Certains de nos invités nous ont relaté les circonstances qui les ont amenés à étudier les vérités bibliques. Deux d’entre eux, par exemple, appartenaient à un mouvement étudiant contestataire lorsqu’ils étaient à l’université. Ils prenaient part à des manifestations, exprimant par ce moyen leur profond désir d’en finir avec la corruption généralisée du système actuel et d’œuvrer à l’établissement de la paix et de la sécurité véritables.
C’est alors qu’il se passa quelque chose d’inattendu. Un jeune professeur qui assistait lui aussi aux réunions de ce mouvement étudiant se mit à développer certaines idées tirées de la Bible. Sans être lui-même Témoin de Jéhovah, il basait néanmoins son argumentation sur la brochure “Voici, je fais toutes choses nouvelles”, publiée par la Société Watch Tower. Un jour, se sentant incapable de répondre à certaines questions, il invita les deux étudiants à se rendre chez lui pour poursuivre l’entretien avec sa femme, qui était Témoin de Jéhovah.
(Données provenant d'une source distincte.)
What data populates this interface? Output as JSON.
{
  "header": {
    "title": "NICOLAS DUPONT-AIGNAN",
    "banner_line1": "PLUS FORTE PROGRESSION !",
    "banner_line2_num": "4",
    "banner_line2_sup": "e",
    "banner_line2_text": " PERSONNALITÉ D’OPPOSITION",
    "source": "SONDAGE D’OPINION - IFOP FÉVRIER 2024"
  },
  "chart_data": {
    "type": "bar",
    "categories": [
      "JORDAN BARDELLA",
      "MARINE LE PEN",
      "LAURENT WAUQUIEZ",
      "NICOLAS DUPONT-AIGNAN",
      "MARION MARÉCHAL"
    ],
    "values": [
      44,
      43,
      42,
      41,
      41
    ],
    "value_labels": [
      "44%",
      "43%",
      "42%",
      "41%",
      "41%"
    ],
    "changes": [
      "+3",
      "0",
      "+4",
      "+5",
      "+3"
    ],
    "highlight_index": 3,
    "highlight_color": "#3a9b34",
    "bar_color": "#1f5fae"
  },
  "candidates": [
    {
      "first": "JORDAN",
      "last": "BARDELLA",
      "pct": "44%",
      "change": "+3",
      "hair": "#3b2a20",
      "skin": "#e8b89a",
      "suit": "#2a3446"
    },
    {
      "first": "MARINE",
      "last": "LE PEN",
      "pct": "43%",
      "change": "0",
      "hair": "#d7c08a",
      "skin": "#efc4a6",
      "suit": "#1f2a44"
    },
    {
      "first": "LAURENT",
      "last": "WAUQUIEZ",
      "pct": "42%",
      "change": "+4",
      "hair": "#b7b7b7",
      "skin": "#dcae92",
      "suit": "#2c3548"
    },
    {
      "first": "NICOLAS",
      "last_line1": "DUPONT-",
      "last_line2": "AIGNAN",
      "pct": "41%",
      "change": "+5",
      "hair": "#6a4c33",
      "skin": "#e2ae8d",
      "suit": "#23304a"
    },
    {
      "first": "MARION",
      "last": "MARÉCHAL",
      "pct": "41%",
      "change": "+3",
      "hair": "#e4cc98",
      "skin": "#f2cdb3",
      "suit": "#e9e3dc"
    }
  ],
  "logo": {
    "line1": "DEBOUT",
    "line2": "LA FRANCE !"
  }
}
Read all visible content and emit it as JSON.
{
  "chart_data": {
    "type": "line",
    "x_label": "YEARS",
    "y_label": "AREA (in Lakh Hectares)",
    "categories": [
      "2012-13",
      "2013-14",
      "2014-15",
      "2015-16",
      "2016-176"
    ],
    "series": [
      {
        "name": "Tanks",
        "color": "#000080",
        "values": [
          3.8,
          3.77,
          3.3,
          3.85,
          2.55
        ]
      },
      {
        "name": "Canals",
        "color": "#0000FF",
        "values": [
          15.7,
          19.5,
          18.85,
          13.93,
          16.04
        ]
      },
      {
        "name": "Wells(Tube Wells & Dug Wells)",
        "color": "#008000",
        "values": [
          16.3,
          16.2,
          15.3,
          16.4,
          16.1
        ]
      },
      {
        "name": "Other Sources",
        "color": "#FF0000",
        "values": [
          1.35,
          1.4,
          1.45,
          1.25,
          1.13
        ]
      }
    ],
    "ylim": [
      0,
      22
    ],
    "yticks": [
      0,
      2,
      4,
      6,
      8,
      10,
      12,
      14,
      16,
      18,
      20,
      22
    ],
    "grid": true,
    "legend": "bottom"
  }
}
Voyant que les étudiants s’intéressaient aux explications que sa femme leur proposait à partir des Écritures, le professeur lui-même adopta une attitude plus positive, si bien que les jeunes gens devinrent tous trois des Témoins baptisés et se mirent à faire part à d’autres personnes de cette espérance nouvelle que leur mouvement étudiant ne leur avait jamais fait entrevoir. Quand l’occasion leur fut offerte de se rendre au Béthel de Numazu pour participer aux travaux, ces anciens étudiants se joignirent de bon cœur aux autres travailleurs bénévoles.
UN SURVEILLANT DE TRAVAUX PARMI LES INVITÉS
Les ouvriers ne manquaient pas pour la construction des deux nouveaux bâtiments. Toutefois, un projet de cette envergure exigeait une bonne organisation sous la direction d’un spécialiste compétent. Mais qui allait pouvoir assumer cette direction indispensable ? En août 1972, lors d’une assemblée chrétienne tenue à Nagoya, un homme ayant les aptitudes nécessaires était au nombre des baptisés. Il s’agissait de Tadazo Fukayama, qui avait occupé de hautes fonctions d’encadrement dans une importante entreprise de construction et acquis trente années d’expérience dans le bâtiment.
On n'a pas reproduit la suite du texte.